Il primo progetto dell'Arena napoleonica fu elaborato da Luigi Canonica nel 1805, per dotare la città di un grande spazio per le feste, gli spettacoli e le celebrazioni.
La costruzione dell'anfiteatro cominciò nel 1806 per terminare nel 1827, inserendo l'Arena del Foro Bonaparte tra le meraviglie neoclassiche della città, nel quadro di un profondo ridisegno architettonico e urbanistico di Milano.
Venne scelta la forma dell'anfiteatro, come richiamo alla tradizione imperiale romana, cui Napoleone esplicitamente si richiamava. Canonica disegnò ispirandosi al Circo di Caracalla, situato fuori di Roma, sulla Via Appia vicino la chiesa di San Sebastiano, forse il più ben conservato degli antichi monumenti romani. A forma di ellisse, con lunghezza 238 metri e larghezza 116 metri, poteva contenere fino a 30.000 spettatori, ovvero poco meno di un quarto dell'intera popolazione di Milano dell'epoca.
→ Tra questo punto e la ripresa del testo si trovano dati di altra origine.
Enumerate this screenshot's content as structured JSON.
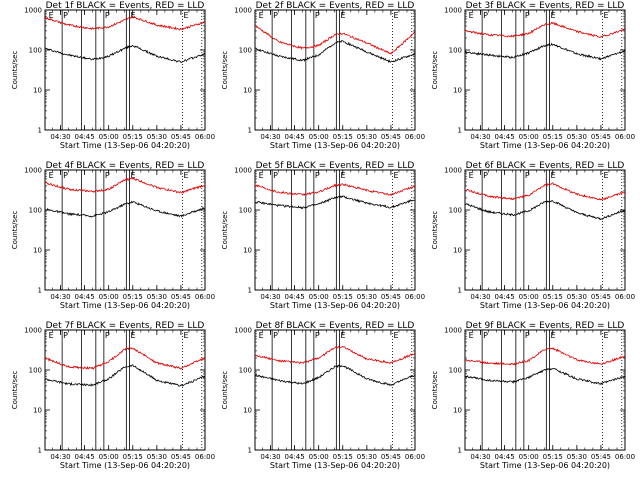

La struttura richiama quella tipica dei templi greci in antis con i due pilastri quadrangolari, posti agli estremi della facciata, tra i quali ci sono le colonne; queste però non sono due, come da tradizione, ma sono ben otto contribuendo ad allargare l'intera struttura. Questo è dovuto probabilmente all'esigenza di dover contenere un elevato numero di persone che una struttura più slanciata non sarebbe riuscita a fare. Particolare imponenza ebbero il Pulvinare, ovvero il palco ove sedeva il monarca, e la porta principale. Alla sua costruzione si impiegarono le pietre provenienti dalla demolizione delle fortificazioni spagnole del Castello Sforzesco e gli avanzi del castello di Trezzo sull'Adda, cosicché essa venne realizzata tutta in pietra viva.
Inaugurata il 18 agosto 1807, per oltre cent'anni l'Arena ha ospitato i più diversi e strabilianti spettacoli, e ogni tipo di "meraviglia" possibile.
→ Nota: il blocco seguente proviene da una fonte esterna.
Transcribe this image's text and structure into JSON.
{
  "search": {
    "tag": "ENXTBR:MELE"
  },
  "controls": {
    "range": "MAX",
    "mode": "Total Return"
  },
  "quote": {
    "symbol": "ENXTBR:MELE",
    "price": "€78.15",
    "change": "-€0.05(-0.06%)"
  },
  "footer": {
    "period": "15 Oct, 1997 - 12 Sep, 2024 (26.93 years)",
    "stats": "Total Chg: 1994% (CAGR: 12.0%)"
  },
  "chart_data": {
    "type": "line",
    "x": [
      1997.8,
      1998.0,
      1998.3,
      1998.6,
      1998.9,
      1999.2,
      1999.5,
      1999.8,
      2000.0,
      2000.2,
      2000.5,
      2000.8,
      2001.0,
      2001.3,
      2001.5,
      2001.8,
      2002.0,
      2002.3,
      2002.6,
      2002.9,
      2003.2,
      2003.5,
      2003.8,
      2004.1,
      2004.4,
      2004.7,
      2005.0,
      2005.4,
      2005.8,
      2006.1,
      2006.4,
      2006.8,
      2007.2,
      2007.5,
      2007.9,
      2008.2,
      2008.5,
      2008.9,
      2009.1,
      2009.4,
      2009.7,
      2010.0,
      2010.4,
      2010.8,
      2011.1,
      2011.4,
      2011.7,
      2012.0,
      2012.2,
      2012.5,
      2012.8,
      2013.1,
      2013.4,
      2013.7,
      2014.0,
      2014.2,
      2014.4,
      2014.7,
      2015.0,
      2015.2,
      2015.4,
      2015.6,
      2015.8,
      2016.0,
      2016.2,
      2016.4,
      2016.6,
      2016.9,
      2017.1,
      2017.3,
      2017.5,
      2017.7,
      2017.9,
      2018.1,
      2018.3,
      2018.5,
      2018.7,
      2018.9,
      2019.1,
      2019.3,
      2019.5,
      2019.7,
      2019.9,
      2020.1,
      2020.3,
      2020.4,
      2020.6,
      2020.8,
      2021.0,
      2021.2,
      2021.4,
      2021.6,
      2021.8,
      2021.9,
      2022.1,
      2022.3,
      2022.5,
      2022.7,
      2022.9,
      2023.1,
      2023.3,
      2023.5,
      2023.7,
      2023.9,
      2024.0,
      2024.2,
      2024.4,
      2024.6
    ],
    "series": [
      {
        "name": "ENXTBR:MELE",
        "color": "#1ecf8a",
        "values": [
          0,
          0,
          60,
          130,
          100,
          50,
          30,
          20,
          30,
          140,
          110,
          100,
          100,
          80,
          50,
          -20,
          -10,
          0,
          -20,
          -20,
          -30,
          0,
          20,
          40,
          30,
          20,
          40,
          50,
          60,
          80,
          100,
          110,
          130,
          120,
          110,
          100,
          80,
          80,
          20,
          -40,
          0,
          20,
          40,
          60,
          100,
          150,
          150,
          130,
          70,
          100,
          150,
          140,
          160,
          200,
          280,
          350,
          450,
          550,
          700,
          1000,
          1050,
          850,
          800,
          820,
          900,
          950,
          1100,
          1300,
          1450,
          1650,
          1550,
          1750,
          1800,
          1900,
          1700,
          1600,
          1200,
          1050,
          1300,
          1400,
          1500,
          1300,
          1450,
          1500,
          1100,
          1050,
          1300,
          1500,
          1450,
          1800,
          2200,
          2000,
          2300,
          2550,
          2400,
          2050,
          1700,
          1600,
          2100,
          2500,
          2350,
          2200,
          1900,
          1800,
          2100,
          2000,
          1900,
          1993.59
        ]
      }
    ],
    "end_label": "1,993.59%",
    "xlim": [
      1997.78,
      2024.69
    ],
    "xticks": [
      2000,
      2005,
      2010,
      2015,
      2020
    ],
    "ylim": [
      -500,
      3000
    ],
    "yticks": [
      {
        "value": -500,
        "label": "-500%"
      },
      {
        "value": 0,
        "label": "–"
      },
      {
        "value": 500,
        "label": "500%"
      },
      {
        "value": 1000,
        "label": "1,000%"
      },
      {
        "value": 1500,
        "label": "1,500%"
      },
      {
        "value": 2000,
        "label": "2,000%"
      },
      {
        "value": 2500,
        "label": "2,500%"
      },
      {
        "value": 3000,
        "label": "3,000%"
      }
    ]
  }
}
Per due volte, nel 1894 e nel 1906, l'Arena ha assistito alle straordinarie esibizioni del circo "The Wild West Show" di William Frederick Cody, il leggendario "Buffalo Bill", con le sue epiche cavalcate di cowboys e pellerossa.
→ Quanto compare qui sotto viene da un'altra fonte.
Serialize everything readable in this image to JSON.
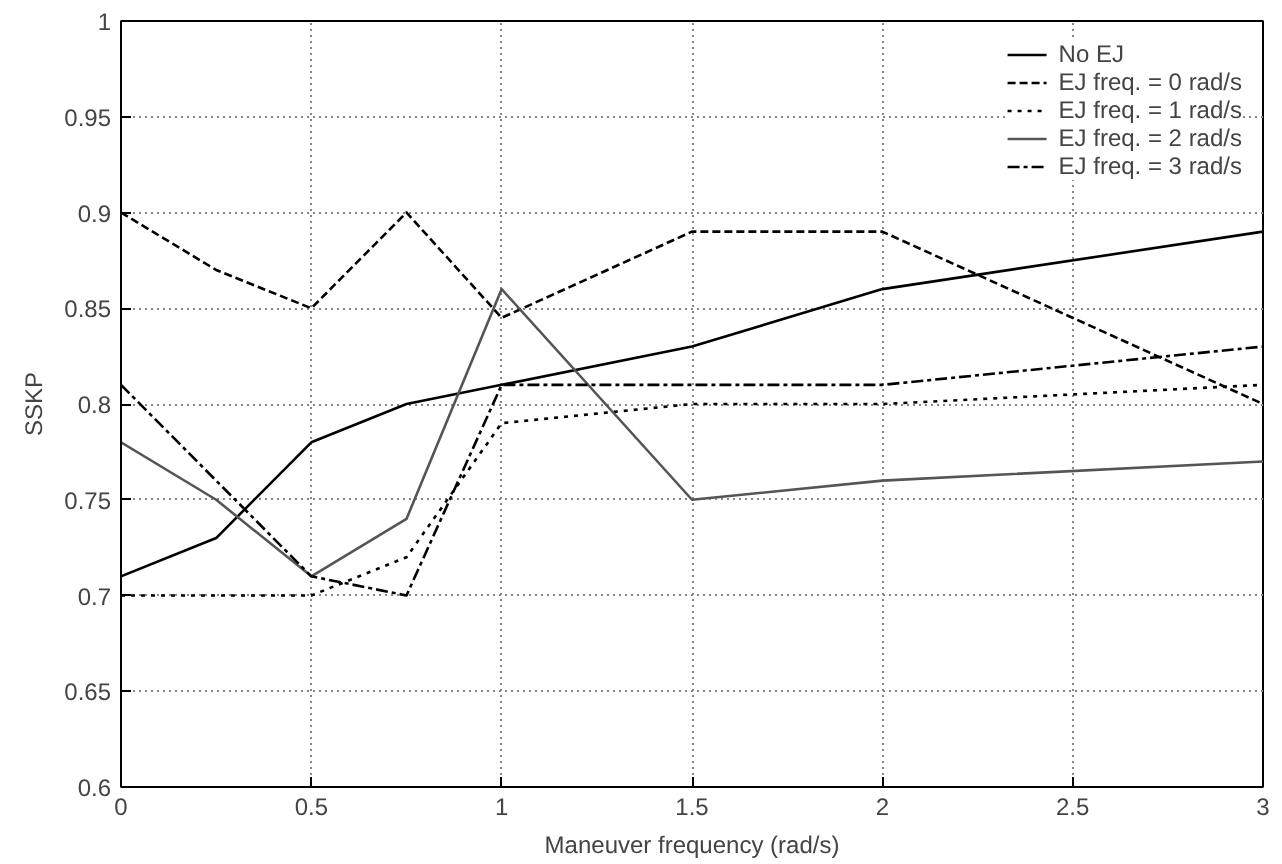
{
  "chart_data": {
    "type": "line",
    "xlabel": "Maneuver frequency (rad/s)",
    "ylabel": "SSKP",
    "x": [
      0,
      0.25,
      0.5,
      0.75,
      1,
      1.5,
      2,
      3
    ],
    "series": [
      {
        "name": "No EJ",
        "color": "#000000",
        "line_style": "solid",
        "values": [
          0.71,
          0.73,
          0.78,
          0.8,
          0.81,
          0.83,
          0.86,
          0.89
        ]
      },
      {
        "name": "EJ freq. = 0 rad/s",
        "color": "#000000",
        "line_style": "dashed",
        "values": [
          0.9,
          0.87,
          0.85,
          0.9,
          0.845,
          0.89,
          0.89,
          0.8
        ]
      },
      {
        "name": "EJ freq. = 1 rad/s",
        "color": "#000000",
        "line_style": "dotted",
        "values": [
          0.7,
          0.7,
          0.7,
          0.72,
          0.79,
          0.8,
          0.8,
          0.81
        ]
      },
      {
        "name": "EJ freq. = 2 rad/s",
        "color": "#555555",
        "line_style": "solid",
        "values": [
          0.78,
          0.75,
          0.71,
          0.74,
          0.86,
          0.75,
          0.76,
          0.77
        ]
      },
      {
        "name": "EJ freq. = 3 rad/s",
        "color": "#000000",
        "line_style": "dashdot",
        "values": [
          0.81,
          0.76,
          0.71,
          0.7,
          0.81,
          0.81,
          0.81,
          0.83
        ]
      }
    ],
    "xlim": [
      0,
      3
    ],
    "ylim": [
      0.6,
      1
    ],
    "xticks": [
      0,
      0.5,
      1,
      1.5,
      2,
      2.5,
      3
    ],
    "yticks": [
      0.6,
      0.65,
      0.7,
      0.75,
      0.8,
      0.85,
      0.9,
      0.95,
      1
    ],
    "grid": true,
    "legend": "top right",
    "marker": "none"
  }
}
Nella sua storia l’Arena ha ospitato più o meno tutti gli sport e le rappresentazioni possibili: dalle feste di pattinaggio su ghiaccio artificiale (moda cittadina alla fine dell'Ottocento) alla boxe (il grande Erminio Spalla il 20 maggio 1923 conquistò qui il titolo europeo dei massimi contro l'olandese Van der Veer), dal ciclismo (il 25 luglio 1895 si svolsero qui i Campionati Italiani e il 30 maggio 1909 si concluse la prima edizione del "Giro d'Italia", vinta da Luigi Ganna. I ciclisti si trasformarono anche in calciatori, a scopo benefico per il Polesine alluvionato, il 14 gennaio 1952. Accolti da 25 mila paganti si affrontarono "coppiani" in rossonero e "bartaliani" in neroazzurro. Fausto Coppi segnò l'ultima rete di un punteggio tennistico, 6-0) al calcio (Carlo Braida, ex campione di ciclismo, imparò il football all'estero e nel 1895 pensò di importare in Italia questo gioco. I ginnasti della Mediolanum istituirono nel 1898 una sezione di "Palla al Calcio" e nel dicembre del 1899 nacque il "Milan Cricket and Football Club". L'Internazionale nascerà nel marzo 1908. All'Arena il calcio esordì, in un saggio ginnico scolastico, il 20 maggio del 1900, con un derby Medioanum-Milan. Una settimana dopo si svolse l'incontro tra rossoneri e Juventus di Torino. Il primo incontro di calcio di una rappresentativa nazionale italiana avvenne il 15 maggio 1910, 6 a 2 alla Francia) al rugby. Il calcio all’Arena dopo la seconda guerra mondiale subì una forte crisi dato che l’edificio non era più in grado di contenere i tifosi, che la abbandonarono definitivamente per lo stadio di San Siro, costruito nel 1932 per i mondiali che l’Italia avrebbe vinto due anni dopo. L'ultima partita in Arena fu disputata dall'Inter il 10 dicembre 1958, per la seconda edizione della Coppa delle Fiere, gara d'andata contro i francesi dell'Olympique Lione, superati per 7-0.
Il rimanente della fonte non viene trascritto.